Tuesday, March 30, 2021

News You Can Use: What To Do If You Meet A Polar Bear

The thing to remember is: polar bears are stone cold killers. It's what they do.

From the New York Post, August 29, 2020:

Get naked, and other advice to fend off a polar bear attack 

The other day, a polar bear killed a 38-year-old Dutch man who was camping in Norway’s remote Svalbard Islands.

Now, many of us wouldn’t consider camping in Svalbard, but more of us are going to islands. In the past five years, the area has had a spike in “arctic tourism” as we rush to see the polar bears and ice caps before they disappear forever.

Polar bear tours in places like Churchill, Canada, are kitted out with mobile viewing units that look like elongated tanks, but there are still many places where tourists and locals can — and do — accidentally come face-to-face with the bears that may look cuddly — but are deadly.

I have been to the Arctic four times — in Greenland and Canada — and each time the warning is the same: Stay away from bears. However, should you run into one, there are three things you can do to protect yourself.

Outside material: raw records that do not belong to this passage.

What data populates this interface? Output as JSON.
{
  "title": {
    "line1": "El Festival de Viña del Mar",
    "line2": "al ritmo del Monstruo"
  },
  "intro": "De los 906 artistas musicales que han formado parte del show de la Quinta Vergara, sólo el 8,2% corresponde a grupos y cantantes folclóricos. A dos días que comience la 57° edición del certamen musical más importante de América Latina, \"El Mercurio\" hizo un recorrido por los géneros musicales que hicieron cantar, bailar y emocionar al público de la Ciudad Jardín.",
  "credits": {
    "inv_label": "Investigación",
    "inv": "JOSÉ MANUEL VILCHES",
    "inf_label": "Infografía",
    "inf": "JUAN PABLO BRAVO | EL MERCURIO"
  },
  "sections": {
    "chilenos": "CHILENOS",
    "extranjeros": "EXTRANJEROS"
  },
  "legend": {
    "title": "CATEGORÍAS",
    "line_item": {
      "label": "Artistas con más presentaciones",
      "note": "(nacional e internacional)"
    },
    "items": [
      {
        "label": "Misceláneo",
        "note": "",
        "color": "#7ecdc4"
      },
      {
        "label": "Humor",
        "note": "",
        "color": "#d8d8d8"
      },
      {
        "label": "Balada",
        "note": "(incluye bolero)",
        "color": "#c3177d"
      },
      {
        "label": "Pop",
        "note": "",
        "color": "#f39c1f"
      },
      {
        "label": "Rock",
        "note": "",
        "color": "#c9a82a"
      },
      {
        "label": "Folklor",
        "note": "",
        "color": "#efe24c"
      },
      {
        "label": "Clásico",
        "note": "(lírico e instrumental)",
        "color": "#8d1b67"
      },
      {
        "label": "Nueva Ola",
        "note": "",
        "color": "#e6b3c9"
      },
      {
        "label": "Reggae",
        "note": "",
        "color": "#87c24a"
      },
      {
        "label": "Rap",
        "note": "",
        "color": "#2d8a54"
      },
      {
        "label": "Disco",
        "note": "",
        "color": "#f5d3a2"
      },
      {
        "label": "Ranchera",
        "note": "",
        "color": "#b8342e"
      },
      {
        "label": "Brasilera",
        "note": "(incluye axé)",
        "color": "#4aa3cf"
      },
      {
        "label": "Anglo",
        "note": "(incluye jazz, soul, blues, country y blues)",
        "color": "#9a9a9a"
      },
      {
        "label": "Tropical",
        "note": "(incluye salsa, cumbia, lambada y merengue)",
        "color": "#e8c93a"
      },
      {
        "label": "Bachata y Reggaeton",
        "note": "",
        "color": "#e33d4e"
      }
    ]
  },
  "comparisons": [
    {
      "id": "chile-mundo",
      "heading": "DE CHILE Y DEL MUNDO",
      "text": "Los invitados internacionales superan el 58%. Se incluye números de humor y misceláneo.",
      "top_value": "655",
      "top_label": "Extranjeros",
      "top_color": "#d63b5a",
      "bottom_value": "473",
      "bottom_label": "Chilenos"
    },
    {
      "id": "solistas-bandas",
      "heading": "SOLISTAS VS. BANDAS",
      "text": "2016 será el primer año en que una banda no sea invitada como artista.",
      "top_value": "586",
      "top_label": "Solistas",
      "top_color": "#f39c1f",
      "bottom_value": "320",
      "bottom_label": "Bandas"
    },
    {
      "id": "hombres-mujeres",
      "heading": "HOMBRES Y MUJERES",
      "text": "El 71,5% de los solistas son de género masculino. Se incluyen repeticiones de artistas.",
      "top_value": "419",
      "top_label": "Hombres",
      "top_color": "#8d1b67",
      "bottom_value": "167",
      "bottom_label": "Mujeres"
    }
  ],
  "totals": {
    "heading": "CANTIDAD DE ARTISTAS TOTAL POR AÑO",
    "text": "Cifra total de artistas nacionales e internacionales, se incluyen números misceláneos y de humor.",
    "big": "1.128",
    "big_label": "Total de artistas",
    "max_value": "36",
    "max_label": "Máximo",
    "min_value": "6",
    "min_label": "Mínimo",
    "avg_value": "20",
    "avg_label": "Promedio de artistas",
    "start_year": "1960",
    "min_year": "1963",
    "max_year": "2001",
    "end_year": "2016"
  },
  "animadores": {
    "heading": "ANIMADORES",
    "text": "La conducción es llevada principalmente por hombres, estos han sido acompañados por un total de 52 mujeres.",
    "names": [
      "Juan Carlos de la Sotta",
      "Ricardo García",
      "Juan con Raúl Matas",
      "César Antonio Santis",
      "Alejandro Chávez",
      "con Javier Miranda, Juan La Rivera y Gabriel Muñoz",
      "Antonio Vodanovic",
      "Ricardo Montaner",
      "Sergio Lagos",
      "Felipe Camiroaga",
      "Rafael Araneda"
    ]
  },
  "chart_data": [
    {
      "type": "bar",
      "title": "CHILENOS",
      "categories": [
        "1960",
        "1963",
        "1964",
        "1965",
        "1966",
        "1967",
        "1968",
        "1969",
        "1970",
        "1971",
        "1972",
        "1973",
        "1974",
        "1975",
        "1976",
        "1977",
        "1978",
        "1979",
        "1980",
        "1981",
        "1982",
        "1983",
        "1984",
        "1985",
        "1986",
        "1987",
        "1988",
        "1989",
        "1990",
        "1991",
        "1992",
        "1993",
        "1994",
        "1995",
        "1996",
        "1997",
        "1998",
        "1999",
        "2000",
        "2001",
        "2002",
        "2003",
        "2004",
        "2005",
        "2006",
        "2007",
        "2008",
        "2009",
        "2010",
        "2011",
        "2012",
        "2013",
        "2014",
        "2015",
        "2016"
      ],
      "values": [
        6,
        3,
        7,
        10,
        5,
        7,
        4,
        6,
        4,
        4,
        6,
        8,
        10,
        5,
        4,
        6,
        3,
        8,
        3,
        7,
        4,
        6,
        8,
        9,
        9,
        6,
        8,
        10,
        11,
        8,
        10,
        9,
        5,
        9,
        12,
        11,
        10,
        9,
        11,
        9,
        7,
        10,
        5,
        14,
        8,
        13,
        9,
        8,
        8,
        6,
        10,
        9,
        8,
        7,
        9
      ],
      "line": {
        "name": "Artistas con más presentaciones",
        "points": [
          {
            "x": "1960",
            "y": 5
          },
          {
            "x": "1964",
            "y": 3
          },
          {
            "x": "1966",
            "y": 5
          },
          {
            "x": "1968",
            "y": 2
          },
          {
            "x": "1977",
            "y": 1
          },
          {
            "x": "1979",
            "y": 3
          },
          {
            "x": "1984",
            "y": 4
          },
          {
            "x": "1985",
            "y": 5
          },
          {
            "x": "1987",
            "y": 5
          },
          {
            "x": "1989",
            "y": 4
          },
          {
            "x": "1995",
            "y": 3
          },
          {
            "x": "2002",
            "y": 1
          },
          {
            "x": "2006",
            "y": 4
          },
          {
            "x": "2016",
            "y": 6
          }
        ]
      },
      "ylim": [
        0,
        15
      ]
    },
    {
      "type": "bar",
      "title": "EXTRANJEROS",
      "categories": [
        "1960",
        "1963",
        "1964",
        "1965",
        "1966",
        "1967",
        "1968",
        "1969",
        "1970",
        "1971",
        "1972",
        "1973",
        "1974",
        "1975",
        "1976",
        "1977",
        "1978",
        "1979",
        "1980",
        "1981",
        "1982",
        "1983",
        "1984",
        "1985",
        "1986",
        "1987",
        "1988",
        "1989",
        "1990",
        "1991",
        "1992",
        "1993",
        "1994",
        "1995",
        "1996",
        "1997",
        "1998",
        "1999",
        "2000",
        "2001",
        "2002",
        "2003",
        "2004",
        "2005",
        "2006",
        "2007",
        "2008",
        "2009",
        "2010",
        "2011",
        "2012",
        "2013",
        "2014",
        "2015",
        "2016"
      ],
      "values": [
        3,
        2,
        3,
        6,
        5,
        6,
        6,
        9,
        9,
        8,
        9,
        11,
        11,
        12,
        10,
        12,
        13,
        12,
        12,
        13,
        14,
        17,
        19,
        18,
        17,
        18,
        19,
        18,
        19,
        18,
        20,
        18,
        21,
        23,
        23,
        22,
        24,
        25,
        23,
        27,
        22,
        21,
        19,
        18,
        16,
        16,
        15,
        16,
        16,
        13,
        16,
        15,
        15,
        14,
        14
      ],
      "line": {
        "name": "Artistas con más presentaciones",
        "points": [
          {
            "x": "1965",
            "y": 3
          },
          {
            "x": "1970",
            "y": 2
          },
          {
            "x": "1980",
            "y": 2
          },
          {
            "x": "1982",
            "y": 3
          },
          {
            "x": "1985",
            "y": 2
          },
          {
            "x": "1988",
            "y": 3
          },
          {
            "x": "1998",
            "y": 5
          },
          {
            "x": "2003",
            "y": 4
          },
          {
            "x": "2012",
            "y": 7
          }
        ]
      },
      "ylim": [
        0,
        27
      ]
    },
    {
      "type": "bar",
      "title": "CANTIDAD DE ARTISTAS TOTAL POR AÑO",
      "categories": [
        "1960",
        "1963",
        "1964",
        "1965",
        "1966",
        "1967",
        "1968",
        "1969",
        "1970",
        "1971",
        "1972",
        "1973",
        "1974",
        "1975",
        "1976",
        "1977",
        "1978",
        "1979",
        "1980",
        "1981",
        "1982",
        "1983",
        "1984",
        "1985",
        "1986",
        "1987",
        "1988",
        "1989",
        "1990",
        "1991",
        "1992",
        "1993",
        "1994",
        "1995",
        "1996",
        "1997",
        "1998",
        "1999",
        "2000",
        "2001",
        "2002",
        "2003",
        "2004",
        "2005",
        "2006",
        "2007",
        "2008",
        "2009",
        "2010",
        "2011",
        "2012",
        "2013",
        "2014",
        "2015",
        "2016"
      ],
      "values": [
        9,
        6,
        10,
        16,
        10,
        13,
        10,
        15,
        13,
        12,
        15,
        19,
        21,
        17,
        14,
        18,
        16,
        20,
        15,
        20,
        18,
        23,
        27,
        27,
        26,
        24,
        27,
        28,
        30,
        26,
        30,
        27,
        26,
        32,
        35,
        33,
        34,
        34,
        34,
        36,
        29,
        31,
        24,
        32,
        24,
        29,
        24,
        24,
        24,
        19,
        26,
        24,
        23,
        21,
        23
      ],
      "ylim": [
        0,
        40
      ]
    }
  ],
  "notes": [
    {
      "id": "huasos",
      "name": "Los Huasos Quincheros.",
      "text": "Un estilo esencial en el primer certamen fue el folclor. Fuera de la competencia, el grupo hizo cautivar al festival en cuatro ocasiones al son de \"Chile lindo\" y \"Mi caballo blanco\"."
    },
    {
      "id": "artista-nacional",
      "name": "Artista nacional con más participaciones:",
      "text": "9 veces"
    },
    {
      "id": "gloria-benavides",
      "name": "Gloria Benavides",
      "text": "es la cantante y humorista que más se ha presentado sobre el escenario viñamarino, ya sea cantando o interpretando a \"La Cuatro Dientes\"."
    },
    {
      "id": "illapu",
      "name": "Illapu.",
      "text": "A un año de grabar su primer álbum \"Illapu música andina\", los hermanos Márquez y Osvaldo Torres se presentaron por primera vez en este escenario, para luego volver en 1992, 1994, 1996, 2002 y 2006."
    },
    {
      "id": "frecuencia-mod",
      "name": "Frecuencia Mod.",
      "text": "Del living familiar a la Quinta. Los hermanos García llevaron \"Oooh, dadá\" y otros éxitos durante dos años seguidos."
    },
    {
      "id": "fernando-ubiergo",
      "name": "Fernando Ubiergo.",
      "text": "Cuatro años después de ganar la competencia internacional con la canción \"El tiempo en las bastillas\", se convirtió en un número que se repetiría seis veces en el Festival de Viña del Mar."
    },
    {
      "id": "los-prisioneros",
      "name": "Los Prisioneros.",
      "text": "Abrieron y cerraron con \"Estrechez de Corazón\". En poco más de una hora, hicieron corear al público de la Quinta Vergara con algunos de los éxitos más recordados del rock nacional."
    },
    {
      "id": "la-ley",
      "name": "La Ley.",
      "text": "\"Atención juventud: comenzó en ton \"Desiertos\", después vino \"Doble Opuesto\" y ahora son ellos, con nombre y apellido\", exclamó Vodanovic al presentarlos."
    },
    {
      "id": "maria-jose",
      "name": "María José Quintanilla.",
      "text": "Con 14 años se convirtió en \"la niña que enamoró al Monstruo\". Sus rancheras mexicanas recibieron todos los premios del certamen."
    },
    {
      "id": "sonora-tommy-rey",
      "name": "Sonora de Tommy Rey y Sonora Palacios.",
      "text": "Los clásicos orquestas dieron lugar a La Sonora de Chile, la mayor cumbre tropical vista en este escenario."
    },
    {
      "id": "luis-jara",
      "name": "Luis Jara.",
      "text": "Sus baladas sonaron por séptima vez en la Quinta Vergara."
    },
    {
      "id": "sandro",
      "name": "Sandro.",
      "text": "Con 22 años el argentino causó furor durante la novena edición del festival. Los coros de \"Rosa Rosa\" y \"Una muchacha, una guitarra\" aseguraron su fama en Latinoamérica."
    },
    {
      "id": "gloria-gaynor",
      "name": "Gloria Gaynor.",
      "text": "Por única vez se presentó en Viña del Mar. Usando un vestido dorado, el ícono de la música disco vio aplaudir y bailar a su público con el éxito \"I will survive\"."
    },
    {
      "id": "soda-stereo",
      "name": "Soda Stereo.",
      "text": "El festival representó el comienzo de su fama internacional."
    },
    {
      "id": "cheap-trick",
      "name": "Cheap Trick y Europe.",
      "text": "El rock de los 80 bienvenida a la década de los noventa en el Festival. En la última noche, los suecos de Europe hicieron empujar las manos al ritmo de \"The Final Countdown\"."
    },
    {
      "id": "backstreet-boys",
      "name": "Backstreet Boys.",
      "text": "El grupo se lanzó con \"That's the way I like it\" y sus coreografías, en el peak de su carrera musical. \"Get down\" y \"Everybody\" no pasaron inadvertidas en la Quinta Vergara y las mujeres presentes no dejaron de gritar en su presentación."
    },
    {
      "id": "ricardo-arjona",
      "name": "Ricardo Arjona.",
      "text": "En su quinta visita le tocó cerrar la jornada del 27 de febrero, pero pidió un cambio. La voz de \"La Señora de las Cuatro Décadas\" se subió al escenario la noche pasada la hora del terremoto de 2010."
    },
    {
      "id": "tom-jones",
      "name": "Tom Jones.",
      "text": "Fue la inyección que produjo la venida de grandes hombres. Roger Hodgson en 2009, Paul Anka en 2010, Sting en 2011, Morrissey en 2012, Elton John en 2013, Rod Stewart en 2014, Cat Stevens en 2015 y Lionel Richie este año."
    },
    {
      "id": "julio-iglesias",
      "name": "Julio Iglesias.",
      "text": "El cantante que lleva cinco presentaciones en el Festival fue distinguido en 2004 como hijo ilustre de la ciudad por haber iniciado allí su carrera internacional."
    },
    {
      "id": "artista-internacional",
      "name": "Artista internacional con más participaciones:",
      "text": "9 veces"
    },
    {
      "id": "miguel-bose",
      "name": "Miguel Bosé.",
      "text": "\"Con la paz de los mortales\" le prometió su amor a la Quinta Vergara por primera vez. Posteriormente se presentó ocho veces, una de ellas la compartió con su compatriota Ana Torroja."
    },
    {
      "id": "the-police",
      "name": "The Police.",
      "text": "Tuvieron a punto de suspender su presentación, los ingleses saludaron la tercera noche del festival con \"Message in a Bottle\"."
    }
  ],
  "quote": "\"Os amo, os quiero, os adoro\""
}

  1. Mace. Three years ago, during a Vintage Air Rally across the Arctic, I visited the abandoned Air Force base Bluie East Two on Greenland’s rugged East Coast. While walking around, I had to carry bear spray, which is mace for bears. According to several Air Greenland pilots I talked to beforehand, the spray does work; however, when you spray you have to be close and upwind, otherwise “it doesn’t go so well.”
  2. Gun. Always carry a gun — or travel with someone who has a firearm. While no one wants to kill a polar bear, you might have to if you want to save your own life. Sick and desperate bears are the ones that often come close to humans. During the air rally, I spent the night in Kulusuk. The day after we left, a half-starved polar bear wandered into town and had to be shot at close range, to save several school children nearby.
  3. Get Naked. There is no way you can outrun a polar bear. But they are, according to word of mouth, easily distractible. “Polar bears are very curious,” Sarah Woodall, a tourism destination manager for Visit South Greenland told me during my first trip to the country in 2015. To that end, if you should come face-to-face with one, back away (slowly at first), while peeling off your clothes one item at a time. The bears are very curious so they should stop, sniff, and perhaps play with each item as they come across it, leaving you free to run somewhere across the Arctic buck naked. Until they catch up with you, of course. Or you die of exposure. Either way — what an experience!....

A couple weeks prior to this article the Post had some advice from the National Park Service on what to do if you meet the polar bear's terrestrial cousins [the polar bear is Ursus maritimus] the brown, grizzly or Kodiak bears.

READ: Please don’t run from bears or push your slower friends down in attempts of saving yourself,”
they began in an update posted on Wednesday.

Well there goes that strategy.

There's more but that was the advice from the National Park Service that sort of stuck out.